Has ‘mahogany’ really fallen?

The story angle that Prof Gilbert Bukenya’s political star has fallen is too tempting to resist. I toyed with it and nibbled it here and there but I can’t say Daily Monitor was as cautious.

It’s true the man’s political astuteness was worse than weak. He turned both on his bed and his word, to rejig a little a phrase popularised by Eriya Kategaya, who is yet to be reconfirmed as first deputy premier and East African Community Affairs minister or handed a new docket.

Kategaya, let’s mention in a slight digression, went against the saying he invoked and returned to work with his childhood bud Yoweri Museveni after accusing him of going against everything they’d believed in and fought for.

That said, one thing you cannot deny the man who nicknamed himself mahogany (after the hardwood) to scoff at the so-called cabal of mafia that, according to him, were working tirelessly to bring him down is that, somehow, he made it difficult for them to chop him down (in keeping to his self given moniker).

You can berate this professor of public health, a distinguished malariologist and pioneer of the wildly successful upland rice initiative all you want about his choice of tactics in keeping a step ahead of the “mafia” until you fully appreciate that politics is about survival, which has no specified prescription.

Had he, for instance, been dropped in, say, 2005 when he scuttled to Daily Monitor to raise his own alarm against whoever he thought was interested in felling him, then perhaps it would be fair to say the “mafia” set the man’s political and social misdemeanours against him and he toppled over.

Regardless of how crucial those were in influencing the appointing authority’s decision, it’s pretty clear than in his good time, and in the absence of the myriad scandals that have come to define Bukenya’s political career, he who made him VP decided to unmake him.

Lest we forget, Bukenya was never going to be VP for life.

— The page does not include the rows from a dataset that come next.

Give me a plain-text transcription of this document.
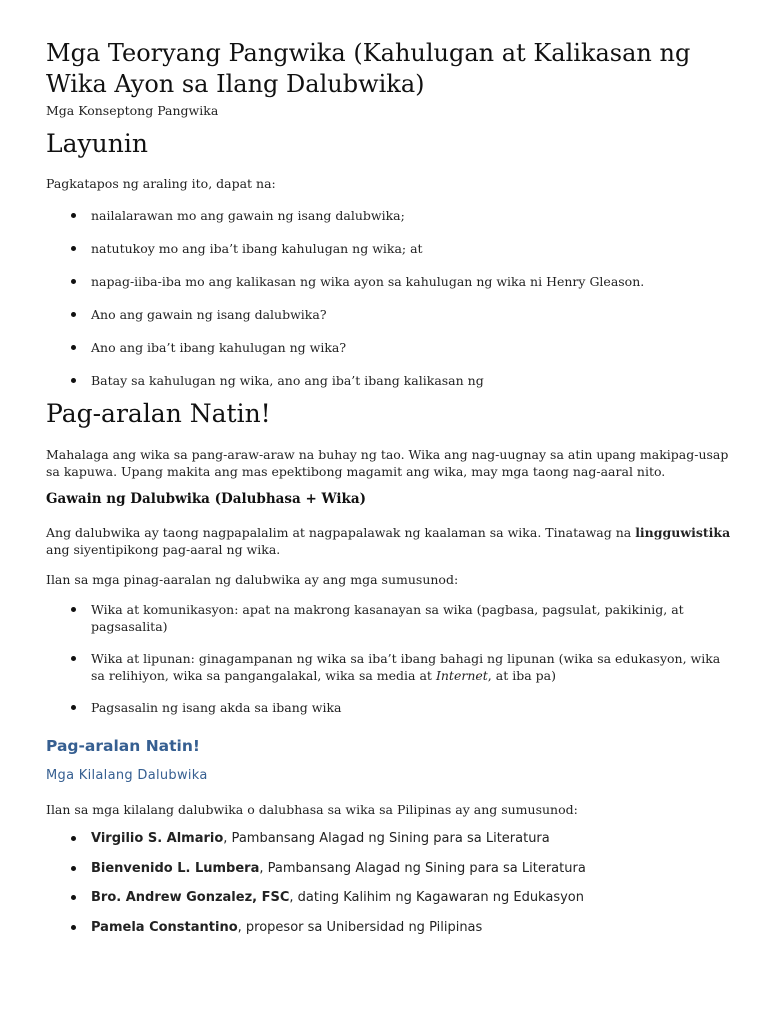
Mga Teoryang Pangwika (Kahulugan at Kalikasan ng Wika Ayon sa Ilang Dalubwika)

Mga Konseptong Pangwika

Layunin

Pagkatapos ng araling ito, dapat na:

nailalarawan mo ang gawain ng isang dalubwika;
natutukoy mo ang iba’t ibang kahulugan ng wika; at
napag-iiba-iba mo ang kalikasan ng wika ayon sa kahulugan ng wika ni Henry Gleason.
Ano ang gawain ng isang dalubwika?
Ano ang iba’t ibang kahulugan ng wika?
Batay sa kahulugan ng wika, ano ang iba’t ibang kalikasan ng
Pag-aralan Natin!

Mahalaga ang wika sa pang-araw-araw na buhay ng tao. Wika ang nag-uugnay sa atin upang makipag-usap sa kapuwa. Upang makita ang mas epektibong magamit ang wika, may mga taong nag-aaral nito.

Gawain ng Dalubwika (Dalubhasa + Wika)

Ang dalubwika ay taong nagpapalalim at nagpapalawak ng kaalaman sa wika. Tinatawag na lingguwistika ang siyentipikong pag-aaral ng wika.

Ilan sa mga pinag-aaralan ng dalubwika ay ang mga sumusunod:

Wika at komunikasyon: apat na makrong kasanayan sa wika (pagbasa, pagsulat, pakikinig, at pagsasalita)
Wika at lipunan: ginagampanan ng wika sa iba’t ibang bahagi ng lipunan (wika sa edukasyon, wika sa relihiyon, wika sa pangangalakal, wika sa media at Internet, at iba pa)
Pagsasalin ng isang akda sa ibang wika
Pag-aralan Natin!
Mga Kilalang Dalubwika

Ilan sa mga kilalang dalubwika o dalubhasa sa wika sa Pilipinas ay ang sumusunod:

Virgilio S. Almario, Pambansang Alagad ng Sining para sa Literatura
Bienvenido L. Lumbera, Pambansang Alagad ng Sining para sa Literatura
Bro. Andrew Gonzalez, FSC, dating Kalihim ng Kagawaran ng Edukasyon
Pamela Constantino, propesor sa Unibersidad ng Pilipinas
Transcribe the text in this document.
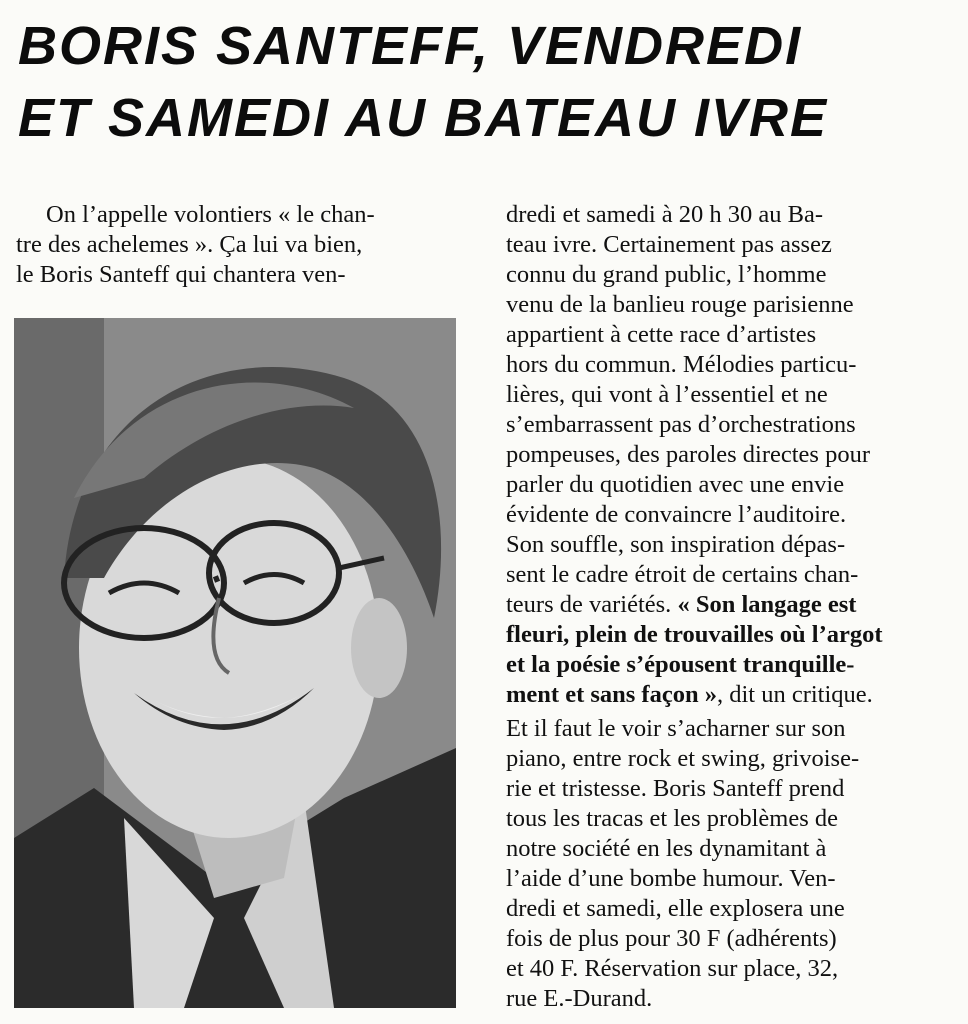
BORIS SANTEFF, VENDREDI
ET SAMEDI AU BATEAU IVRE

On l’appelle volontiers « le chan-
tre des achelemes ». Ça lui va bien,
le Boris Santeff qui chantera ven-

dredi et samedi à 20 h 30 au Ba-
teau ivre. Certainement pas assez
connu du grand public, l’homme
venu de la banlieu rouge parisienne
appartient à cette race d’artistes
hors du commun. Mélodies particu-
lières, qui vont à l’essentiel et ne
s’embarrassent pas d’orchestrations
pompeuses, des paroles directes pour
parler du quotidien avec une envie
évidente de convaincre l’auditoire.
Son souffle, son inspiration dépas-
sent le cadre étroit de certains chan-
teurs de variétés. « Son langage est
fleuri, plein de trouvailles où l’argot
et la poésie s’épousent tranquille-
ment et sans façon », dit un critique.
Et il faut le voir s’acharner sur son
piano, entre rock et swing, grivoise-
rie et tristesse. Boris Santeff prend
tous les tracas et les problèmes de
notre société en les dynamitant à
l’aide d’une bombe humour. Ven-
dredi et samedi, elle explosera une
fois de plus pour 30 F (adhérents)
et 40 F. Réservation sur place, 32,
rue E.-Durand.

It is not a position he was born into so he couldn’t die in it. He could fight for it yes, which he did, but that’s all he could do. Ultimately, the last word belonged to the appointing authority.

What is true is Bukenya’s light has lost a bit of its shine, as is to be expected. However, he can easily reignite it. For one, he still has a healthy chance of remaining powerful if he seeks, and wins, the secretary general position in the NRM, which he tried for last year and lost to now newly appointed premier Amama Mbabazi.

With all his much touted mobilisation and organisational skills, who can tell what he’s capable of doing in that position? There’s a cautionary tale in the man’s middle name Balibaseka. As his life has demonstrated, the last laugh seems to exclusively belong to him.